Linda and I had the distinct pleasure of joining Doug Garr (MVHS 1967, runner-up in the New York State Scholastic Wrestling Championships, and a member of Henry Littlefield’s last great State Championship team) and his brother Andy (AB Davis 1961) at the New York Athletic Club on Friday night, February 7th. The occasion was the 100th anniversary of the first collegiate wrestling program at Columbia. We were able to attend a sensational college wrestling match with the Cornell team (ranked 5th in the nation) matched against Columbia’s excellent squad. The old gymnasium was jammed with a vociferous and enthralled crowd. Cornell won 23-12, but each match was well contested. One of the highlights of the evening was the introduction of Dan Gable, the greatest name in American amateur wrestling. I have included a biography of the legendary Gable with this letter. I also had the pleasure of meeting Andy Fitch (a former NCAA wrestling champion) who was a member of Yale’s class of 1954. I had last seen Andy Fitch in 1972 when Henry, Andy and Randy Forrest worked on an all-star wrestling extravaganza in Bethlehem, Pennsylvania. It had also been almost 30 years since we had been up in the NYAC to see Henry coaching some of his Amherst wrestlers in the Eastern and Metropolitan AAUs. Its funny that so many of the names I remembered from 30+ years ago are still around, a bit grayer, a bit paunchier, and still part of the small hoary world of wrestling.


The next day I wandered down from Tarrytown to Columbia’s Lou Gehrig Lounge to visit with the hundred or so Columbia wrestling veterans from the last 6 decades.
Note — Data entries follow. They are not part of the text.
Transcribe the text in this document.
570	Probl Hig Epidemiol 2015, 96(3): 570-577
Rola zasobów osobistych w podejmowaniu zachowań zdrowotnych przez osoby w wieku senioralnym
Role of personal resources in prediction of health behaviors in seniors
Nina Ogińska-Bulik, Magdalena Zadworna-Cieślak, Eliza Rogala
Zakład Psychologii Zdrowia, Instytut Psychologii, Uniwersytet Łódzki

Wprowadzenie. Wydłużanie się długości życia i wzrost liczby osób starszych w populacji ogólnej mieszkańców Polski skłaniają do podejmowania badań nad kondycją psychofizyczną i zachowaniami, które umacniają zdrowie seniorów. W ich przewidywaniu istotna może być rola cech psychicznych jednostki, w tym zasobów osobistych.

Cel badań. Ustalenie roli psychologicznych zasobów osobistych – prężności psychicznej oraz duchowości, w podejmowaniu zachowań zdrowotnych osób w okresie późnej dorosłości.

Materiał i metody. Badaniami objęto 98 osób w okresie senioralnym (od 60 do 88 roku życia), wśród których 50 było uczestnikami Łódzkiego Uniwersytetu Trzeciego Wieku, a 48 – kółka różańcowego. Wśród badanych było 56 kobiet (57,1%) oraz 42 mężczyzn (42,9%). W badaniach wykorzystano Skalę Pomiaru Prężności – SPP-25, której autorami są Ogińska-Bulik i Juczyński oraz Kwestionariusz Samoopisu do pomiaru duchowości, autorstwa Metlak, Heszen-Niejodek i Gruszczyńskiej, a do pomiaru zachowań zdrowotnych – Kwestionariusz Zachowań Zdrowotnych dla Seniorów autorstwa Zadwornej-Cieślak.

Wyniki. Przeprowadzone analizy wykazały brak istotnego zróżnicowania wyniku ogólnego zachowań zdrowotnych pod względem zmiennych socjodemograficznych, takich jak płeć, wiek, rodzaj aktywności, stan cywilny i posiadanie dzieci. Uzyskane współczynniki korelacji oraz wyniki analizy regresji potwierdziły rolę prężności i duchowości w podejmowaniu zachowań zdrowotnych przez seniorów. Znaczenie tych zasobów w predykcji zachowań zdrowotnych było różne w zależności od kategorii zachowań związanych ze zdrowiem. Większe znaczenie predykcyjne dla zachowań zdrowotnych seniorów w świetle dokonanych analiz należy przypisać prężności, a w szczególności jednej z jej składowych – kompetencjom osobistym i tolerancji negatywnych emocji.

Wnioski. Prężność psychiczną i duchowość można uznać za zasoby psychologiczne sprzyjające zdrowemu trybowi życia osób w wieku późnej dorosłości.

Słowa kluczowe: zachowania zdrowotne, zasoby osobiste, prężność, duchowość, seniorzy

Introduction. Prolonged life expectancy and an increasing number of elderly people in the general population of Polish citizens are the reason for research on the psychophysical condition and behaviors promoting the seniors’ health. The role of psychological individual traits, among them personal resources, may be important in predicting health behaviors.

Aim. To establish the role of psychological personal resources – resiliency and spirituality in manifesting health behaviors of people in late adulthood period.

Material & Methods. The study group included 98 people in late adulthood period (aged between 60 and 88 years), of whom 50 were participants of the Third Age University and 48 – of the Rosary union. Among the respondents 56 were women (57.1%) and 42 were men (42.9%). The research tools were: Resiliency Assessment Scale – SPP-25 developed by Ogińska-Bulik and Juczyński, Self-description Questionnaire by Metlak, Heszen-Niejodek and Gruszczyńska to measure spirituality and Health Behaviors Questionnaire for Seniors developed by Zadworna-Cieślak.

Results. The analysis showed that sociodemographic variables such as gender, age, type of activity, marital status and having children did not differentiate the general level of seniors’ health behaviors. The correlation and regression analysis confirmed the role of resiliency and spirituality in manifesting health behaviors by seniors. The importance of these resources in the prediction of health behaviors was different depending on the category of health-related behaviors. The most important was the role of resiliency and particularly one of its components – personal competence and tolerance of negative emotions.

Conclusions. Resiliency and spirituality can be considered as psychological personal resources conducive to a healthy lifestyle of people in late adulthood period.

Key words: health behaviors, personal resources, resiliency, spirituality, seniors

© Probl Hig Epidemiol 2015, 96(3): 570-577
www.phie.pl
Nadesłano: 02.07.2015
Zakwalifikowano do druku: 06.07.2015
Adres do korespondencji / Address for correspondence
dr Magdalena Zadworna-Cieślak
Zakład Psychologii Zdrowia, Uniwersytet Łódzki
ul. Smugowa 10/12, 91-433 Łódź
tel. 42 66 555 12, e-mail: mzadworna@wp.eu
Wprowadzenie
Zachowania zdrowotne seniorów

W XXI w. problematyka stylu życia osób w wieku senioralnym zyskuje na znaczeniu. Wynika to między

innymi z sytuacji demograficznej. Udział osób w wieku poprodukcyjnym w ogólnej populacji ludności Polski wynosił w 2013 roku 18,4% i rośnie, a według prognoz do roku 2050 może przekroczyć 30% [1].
Immediately I met Ernie Alleva, who competed for Rye HS in the 1970’s and wrestled with our Westchester Athletic Club team for a season. Eventually, though, I met Michael Shlanger, (AB Davis 1961, and Columbia 1965), whom I originally came to see, and we reminisced about some of the old time days at (AB Davis) and our separate but treasured memories of Henry Littlefield. As I talked to some of the other more “mature” guests, I was able to meet a dozen or so members of the 1952-57 wrestling teams that knew Henry as a competitor and a man. They to a one felt his loss keenly. It was a wonderful and unique two hours filled with joy and tears. I am sure that I will not have this type of opportunity again.